= Sunil Kumar Lahoria =

Sunil Kumar Lahoria (about 1961 – February 2013 Navi Mumbai) was a builder from Mumbra, Thane district, India who was killed in February 2013 after reporting about illegal buildings and land disputes.This occurred about a year and a half before the collapse of an illegal building in Thane on 4 April 2013, killing 74 people.

==Illegal buildings==

In 2011, Lahoria informed municipal and state authorities that within Navi Mumbai there were more than 600 illegal buildings. He also filed a writ petition in the Bombay High Court. Construction of the buildings also violated floor space index (FSI) rules, including development of additional storeys.

21 towers on Palm Beach Road were included in the count of 600 illegal buildings. According to Navi Mumbai Municipal Corporation's (NMMC) town planning officer, Prakash Thakur: one of the towers is being investigated by the Maharashtra Coastal Zone Management Authority and action has been taken on 20 towers.

In addition to the complaints to governmental authorities and the court, he also questioned CIDCO and Navi Mumbai Municipal Corporation's (NMMC) role in allowing the construction to occur.

Starting the latter half of 2011, about six months before Lahoria's murder, he received death threats from builders with criminal connections. Although protection was requested of the Navi Mumbai police, he never received it.

==Death==
In February 2013, Lahoria sustained five bullet wounds and a slash to his hand and neck outside of S K Brothers Builders & Developers' Office, his real estate company in Navi Mumbai. The two men who shot him wore private security guard uniforms, one of whom knocked a coconut into his head after he had fallen to the ground. Intending to perform a mock funeral, the men had 'agarbattis' and a garland with them

Having seen the incident, two workers in Lahoria's office chased the men. They were able to catch one of the men, a hitman named Venkatesh Shettiyar, who was placed in police custody. The victim's son, Sunny Kumar, claimed that the names of "two prominent developers" had been given by the captured gunman; on the other hand, the gunman told police that he committed the murder because he had not been paid a large commission.

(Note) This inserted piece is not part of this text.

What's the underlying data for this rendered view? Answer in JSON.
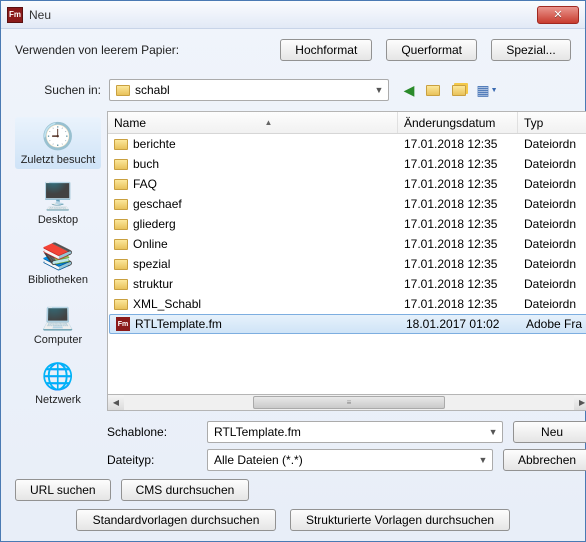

Anurag Garg and Suresh Bijlani, both still escaping incarceration, are suspects in his murder.

Lahoria's son, Sandeep Kumar has continued his father's crusade to mitigate illegal buildings. He has also written to the state Director General of Police and the Prime Minister's Office about the handling of his father's murder investigation. He called out two specific Navi Mumbai senior policemen and questioned the easy treatment of the suspects, including not seizing their passports. Of his father, he said:
My father paid a very heavy price for exposing irregularities that took place with the active involvement of government officers. He made use of the Right to Information Act to deal with corruption, but he was killed.